Pantau - Ilmuwan Rusia berhasil mengembangkan strain vaksin baru untuk virus flu burung H5N1 yang sangat patogen, dengan target varian virus yang tengah beredar saat ini.
Respons Ilmiah terhadap Ancaman Global H5N1
Pengumuman mengenai pengembangan vaksin ini disampaikan oleh Russian Science Foundation (RSF) pada Selasa, 20 Januari 2026.
Vaksin tersebut dikembangkan oleh para ilmuwan dari St. Petersburg State University of Veterinary Medicine dan A.A. Smorodintsev Research Institute of Influenza.
Galur vaksin baru ini dirancang untuk cocok dengan varian contemporary virus H5N1 dan tetap aman digunakan baik pada hewan maupun manusia.
Virus H5N1 dikenal sangat patogen dan telah menyebar secara global, menyebabkan kematian massal pada unggas domestik dan liar, serta menimbulkan kerugian ekonomi yang besar.

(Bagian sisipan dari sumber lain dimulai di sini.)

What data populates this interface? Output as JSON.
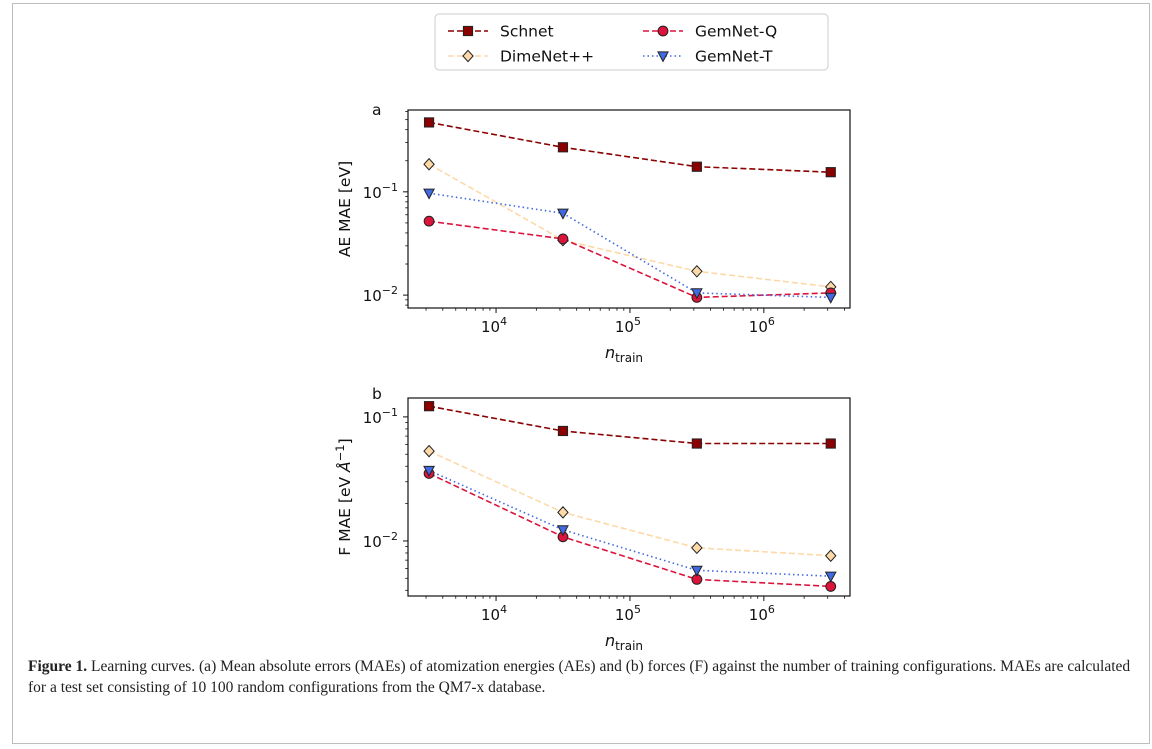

Kemampuan H5N1 untuk bermutasi dengan cepat dan menembus hambatan antarspesies menjadikannya ancaman yang sulit dikendalikan.
Kondisi ini menyebabkan vaksin generasi sebelumnya menjadi tidak lagi efektif terhadap galur H5N1 yang kini mendominasi.
Teknik Genetika Terbalik dan Tingkat Imunogenisitas Tinggi
Untuk mengatasi tantangan tersebut, para ilmuwan menggunakan pendekatan reverse genetics atau genetika terbalik dalam proses rekayasa virus.
Gen hemagglutinin dan neuraminidase dari virus H5N1 diisolasi dari burung camar berkepala hitam pada tahun 2023.
Gen tersebut kemudian dimodifikasi untuk menurunkan tingkat patogenisitas virus sebelum digabungkan dengan gen dari galur laboratorium H1N1 yang aman.
Langkah ini menghasilkan virus hibrida yang dapat bereplikasi secara efisien dalam embrio ayam—basis produksi utama untuk vaksin flu.
Dalam uji vaksinasi, anak ayam diberikan dua dosis vaksin dengan selang waktu 14 hari.
Hasil eksperimen menunjukkan kadar antibodi terhadap H5N1 yang terbentuk 10 kali lebih tinggi dari batas minimum perlindungan.
Temuan ini menunjukkan bahwa galur vaksin baru memiliki tingkat imunogenisitas yang tinggi, serta menjanjikan perlindungan yang lebih baik terhadap ancaman H5N1 saat ini.